Allegedly Discussed US Nuclear Subs With a Foreign National After Leaving Office
Trump allegedly discussed potentially sensitive information regarding US nuclear submarines with a member of his Mar-a- Lago club, including an Australian billionaire named Anthony Pratt, who went on to share the information with “at least” 45 other people, according to an ABC News report from earlier this month. These people included more than a dozen foreign officials, several of his own employees, and a handful of journalists.
Prosecutors and FBI agents have twice this year interviewed Pratt, who runs Pratt Industries, one of the world’s largest packaging companies. Pratt confirmed that he was the one who brought up the American submarine fleet, which he said he and the former president had spoken about before.
According to Pratt’s account, as described by sources, he told Trump that Australia should start buying its submarines from the United States. In response, Trump told Pratt two pieces of information regarding US submarines: the supposed exact number of nuclear warheads they routinely carry, and exactly how close they supposedly can get to a Russian submarine without being detected.
Pratt apparently told investigators that he couldn’t tell whether the former president was being serious or not, and it’s unclear, also according to ABC News, whether the information Trump relayed was accurate.
Special Counsel Jack Smith did not include any details about this alleged 2021 conversation between the two men in his June indictment against the former president, but the information was relayed to his team as the information could shed light on Trump’s handling of other sensitive government information.
Made Objectionable Comments About Those Involved in His Prosecution
Trump also hasn’t slowed down on his name-calling or violent rhetoric against perceived political opponents.
He labeled New York Attorney General Letitia James, who’s suing the former president for fraudulently inflating his wealth and assets on financial records, a “racist” and a “monster” on his social media platform Truth Social.
Trump has also attacked Special Counsel Jack Smith, who is prosecuting Trump in both the Jan. 6 and classified documents cases.

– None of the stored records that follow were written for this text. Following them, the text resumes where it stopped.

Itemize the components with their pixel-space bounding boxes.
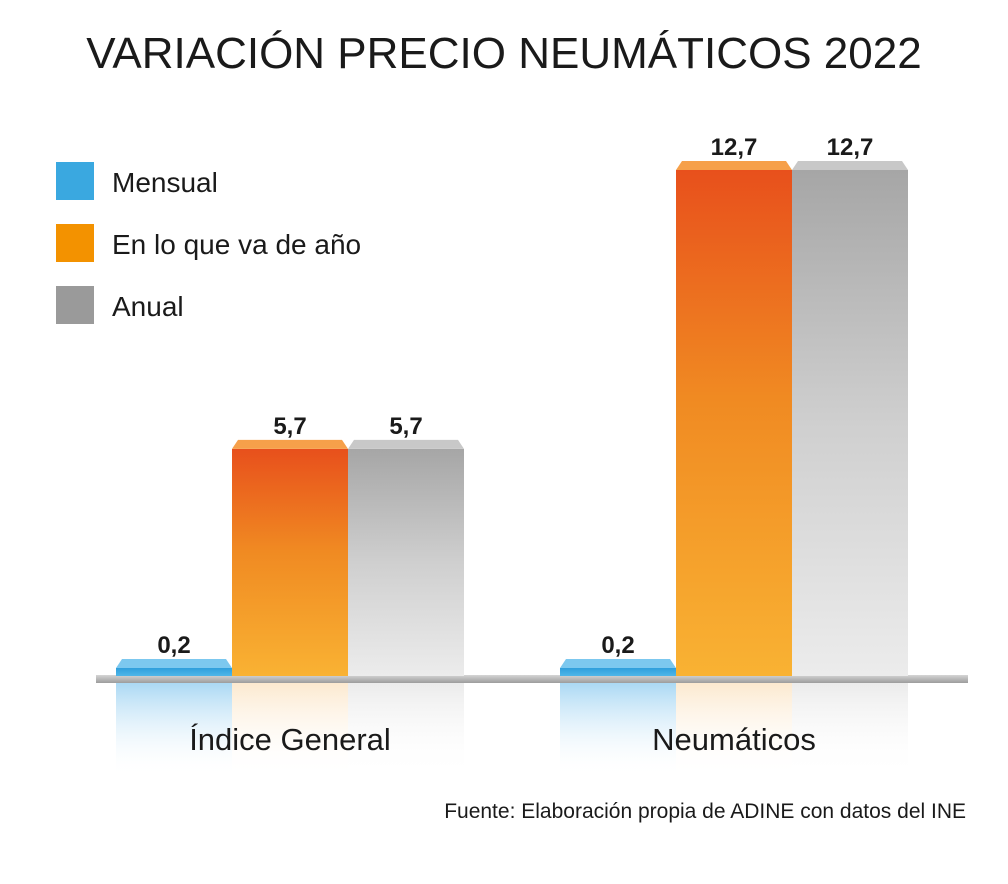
legend-swatch-mensual (56, 162, 94, 200)
bar-top-mensual-neumaticos (560, 659, 676, 668)
baseline (96, 675, 968, 683)
bar-reflections (116, 682, 908, 777)
bar-top-mensual-indice-general (116, 659, 232, 668)
bars (116, 161, 908, 676)
legend-label-anual: Anual (112, 291, 184, 322)
chart-title: VARIACIÓN PRECIO NEUMÁTICOS 2022 (86, 29, 921, 78)
bar-anual-indice-general (348, 448, 464, 676)
legend-swatch-en-lo-que-va-de-ano (56, 224, 94, 262)
value-label: 0,2 (601, 632, 634, 659)
category-label-neumaticos: Neumáticos (652, 722, 816, 757)
source-note: Fuente: Elaboración propia de ADINE con … (444, 800, 966, 823)
category-label-indice-general: Índice General (189, 722, 391, 757)
legend-swatch-anual (56, 286, 94, 324)
bar-reflection (232, 682, 348, 777)
bar-mensual-neumaticos (560, 668, 676, 676)
legend-label-mensual: Mensual (112, 167, 218, 198)
value-label: 12,7 (827, 134, 874, 161)
value-label: 5,7 (273, 413, 306, 440)
bar-reflection (676, 682, 792, 777)
value-labels: 0,2 5,7 5,7 0,2 12,7 12,7 (157, 134, 873, 659)
bar-reflection (560, 682, 676, 777)
bar-top-anual-indice-general (348, 439, 464, 449)
bar-reflection (116, 682, 232, 777)
value-label: 5,7 (389, 413, 422, 440)
bar-mensual-indice-general (116, 668, 232, 676)
bar-anual-neumaticos (792, 170, 908, 676)
bar-top-en-lo-que-va-de-ano-neumaticos (676, 161, 792, 170)
legend: Mensual En lo que va de año Anual (56, 162, 361, 324)
bar-top-anual-neumaticos (792, 161, 908, 170)
bar-en-lo-que-va-de-ano-neumaticos (676, 170, 792, 676)
value-label: 12,7 (711, 134, 758, 161)
bar-top-en-lo-que-va-de-ano-indice-general (232, 439, 348, 449)
category-labels: Índice General Neumáticos (189, 722, 816, 757)
value-label: 0,2 (157, 632, 190, 659)
bar-en-lo-que-va-de-ano-indice-general (232, 448, 348, 676)
bar-reflection (792, 682, 908, 777)
bar-reflection (348, 682, 464, 777)
legend-label-en-lo-que-va-de-ano: En lo que va de año (112, 229, 361, 260)
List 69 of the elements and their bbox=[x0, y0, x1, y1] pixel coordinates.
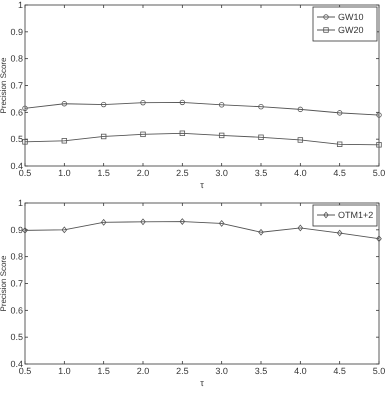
y-axis-title: Precision Score bbox=[0, 56, 8, 114]
point bbox=[376, 112, 382, 118]
point bbox=[218, 132, 224, 138]
legend-label: GW20 bbox=[338, 25, 364, 35]
x-tick-label: 4.0 bbox=[294, 168, 307, 178]
point bbox=[298, 137, 304, 143]
x-tick-label: 2.5 bbox=[176, 168, 189, 178]
y-tick-label: 0.6 bbox=[10, 305, 23, 316]
x-tick-label: 5.0 bbox=[372, 366, 386, 376]
legend-label: OTM1+2 bbox=[338, 210, 374, 220]
x-tick-label: 1.0 bbox=[58, 366, 71, 376]
point bbox=[258, 229, 264, 236]
point bbox=[376, 235, 382, 242]
y-axis-title: Precision Score bbox=[0, 254, 8, 312]
x-tick-label: 3.0 bbox=[215, 168, 228, 178]
y-tick-label: 1 bbox=[18, 198, 23, 208]
x-tick-label: 1.5 bbox=[97, 366, 110, 376]
x-tick-label: 4.5 bbox=[333, 366, 346, 376]
y-tick-label: 0.7 bbox=[10, 278, 23, 288]
point bbox=[336, 110, 342, 116]
point bbox=[218, 102, 224, 108]
x-tick-label: 1.5 bbox=[97, 168, 110, 178]
x-tick-label: 3.5 bbox=[254, 168, 268, 178]
y-tick-label: 0.6 bbox=[10, 107, 23, 118]
point bbox=[218, 220, 224, 227]
point bbox=[22, 106, 28, 112]
y-tick-label: 0.8 bbox=[10, 54, 23, 64]
y-tick-label: 0.5 bbox=[10, 332, 23, 342]
x-axis-title: τ bbox=[200, 180, 204, 190]
point bbox=[258, 134, 264, 140]
y-tick-label: 0.4 bbox=[10, 359, 23, 369]
y-tick-label: 0.9 bbox=[10, 26, 23, 37]
y-tick-label: 0.4 bbox=[10, 161, 23, 171]
x-tick-label: 3.5 bbox=[254, 366, 268, 376]
x-axis-title: τ bbox=[200, 378, 204, 388]
point bbox=[62, 138, 68, 144]
x-tick-label: 4.5 bbox=[333, 168, 346, 178]
x-tick-label: 2.5 bbox=[176, 366, 189, 376]
y-tick-label: 1 bbox=[18, 0, 23, 10]
point bbox=[258, 104, 264, 110]
point bbox=[100, 134, 106, 140]
point bbox=[62, 226, 68, 234]
y-tick-label: 0.5 bbox=[10, 134, 23, 144]
point bbox=[298, 224, 304, 232]
point bbox=[180, 130, 186, 136]
point bbox=[180, 218, 186, 225]
x-tick-label: 4.0 bbox=[294, 366, 307, 376]
y-tick-label: 0.9 bbox=[10, 224, 23, 235]
x-tick-label: 5.0 bbox=[372, 168, 386, 178]
point bbox=[140, 132, 146, 138]
point bbox=[62, 101, 68, 106]
point bbox=[298, 106, 304, 112]
y-tick-label: 0.8 bbox=[10, 252, 23, 262]
point bbox=[100, 219, 106, 226]
point bbox=[376, 142, 382, 148]
point bbox=[140, 100, 146, 106]
point bbox=[336, 142, 342, 147]
x-tick-label: 1.0 bbox=[58, 168, 71, 178]
point bbox=[22, 139, 28, 145]
point bbox=[22, 227, 28, 234]
point bbox=[336, 230, 342, 236]
point bbox=[180, 100, 186, 106]
y-tick-label: 0.7 bbox=[10, 80, 23, 90]
x-tick-label: 2.0 bbox=[136, 366, 150, 376]
point bbox=[100, 102, 106, 108]
x-tick-label: 3.0 bbox=[215, 366, 228, 376]
x-tick-label: 2.0 bbox=[136, 168, 150, 178]
legend-label: GW10 bbox=[338, 12, 364, 22]
point bbox=[140, 218, 146, 225]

In the former, Trump is accused of mounting “a wide-ranging campaign to subvert Joe Biden’s victory in the presidential election.” In the latter, Trump is accused of illegally leaving the White House with classified information “regarding defense and weapons capabilities of both the United States and foreign countries; United States nuclear programs; potential vulnerabilities of the United States and its allies to military attacks; and plans for possible retaliation in response to a foreign attack.”
The former president has called Smith “deranged” and a “psycho” and said he “looks like a crackhead.”

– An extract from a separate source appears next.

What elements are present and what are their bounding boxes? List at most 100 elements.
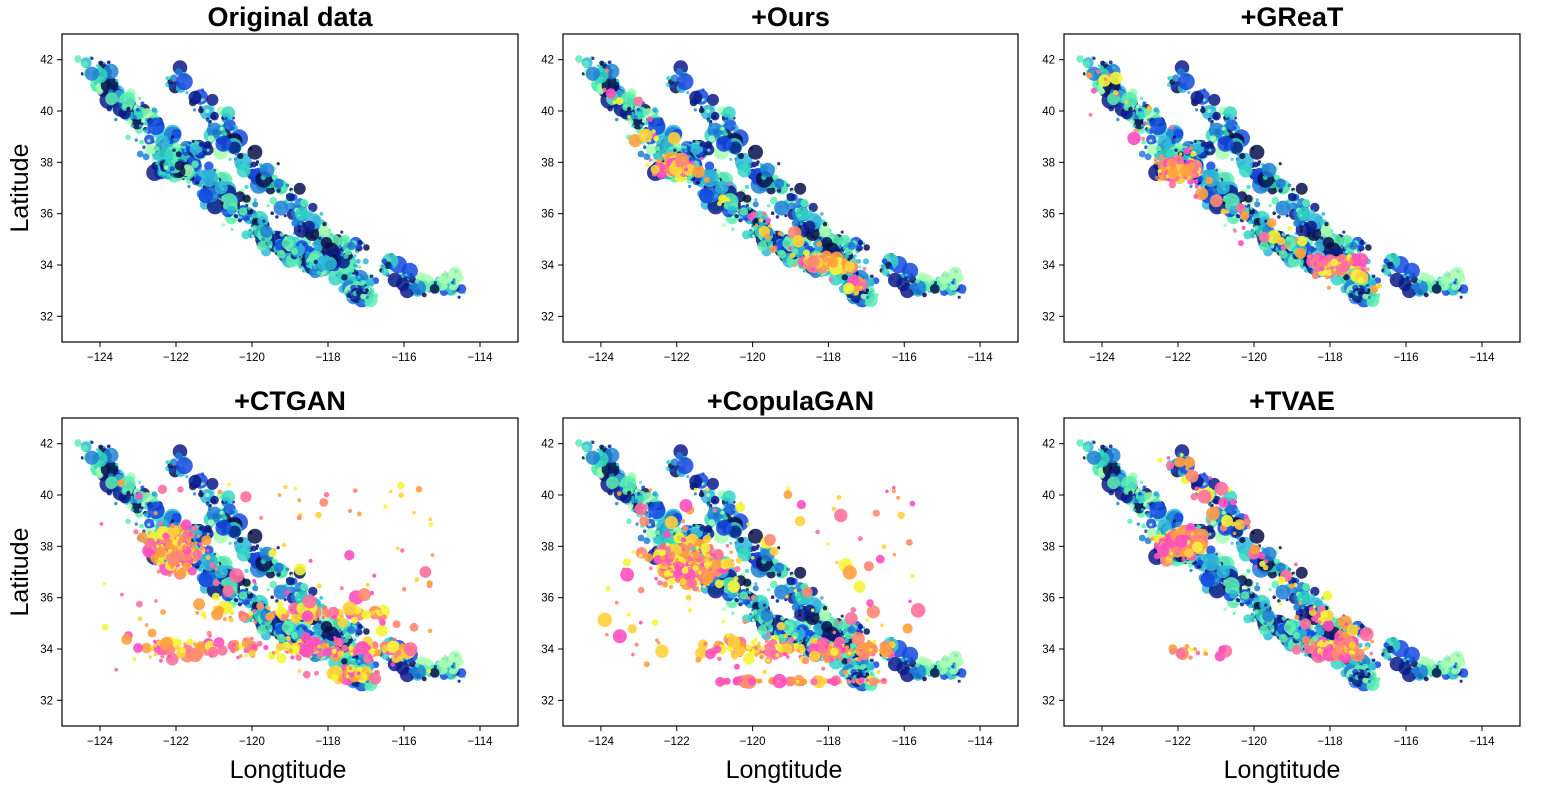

While attending the first day of his civil fraud trial earlier this month, Trump attacked the judge who will determine the fate of his business empire: Manhattan Supreme Court Justice Arthur Engoron.
The former president called for the judge to be disbarred, thrown out of office, and criminally prosecuted; Engoron ruled that Trump committed fraud by inflating his wealth and assets on financial records.
Trump’s anger, both online and in court, has implications beyond his own court cases and public opinion. The federal prosecutors overseeing the indictment of Trump in the Jan. 6 case, for example, asked a judge in August to impose a protective order over the discovery evidence in the case. They cited a threatening message that the former president had posted on social media.
“IF YOU GO AFTER ME, I’M COMING AFTER YOU!” Trump wrote on Truth Social.
On Monday, the judge in Trump’s case related to his efforts to overturn the 2020 election issued a limited gag order on Trump, legally barring him from verbally attacking Smith or his team, witnesses, or court staff involved in the case. Judge Tanya Chutkan said she would assess any “sanctions” for Trump if and when he violates the order.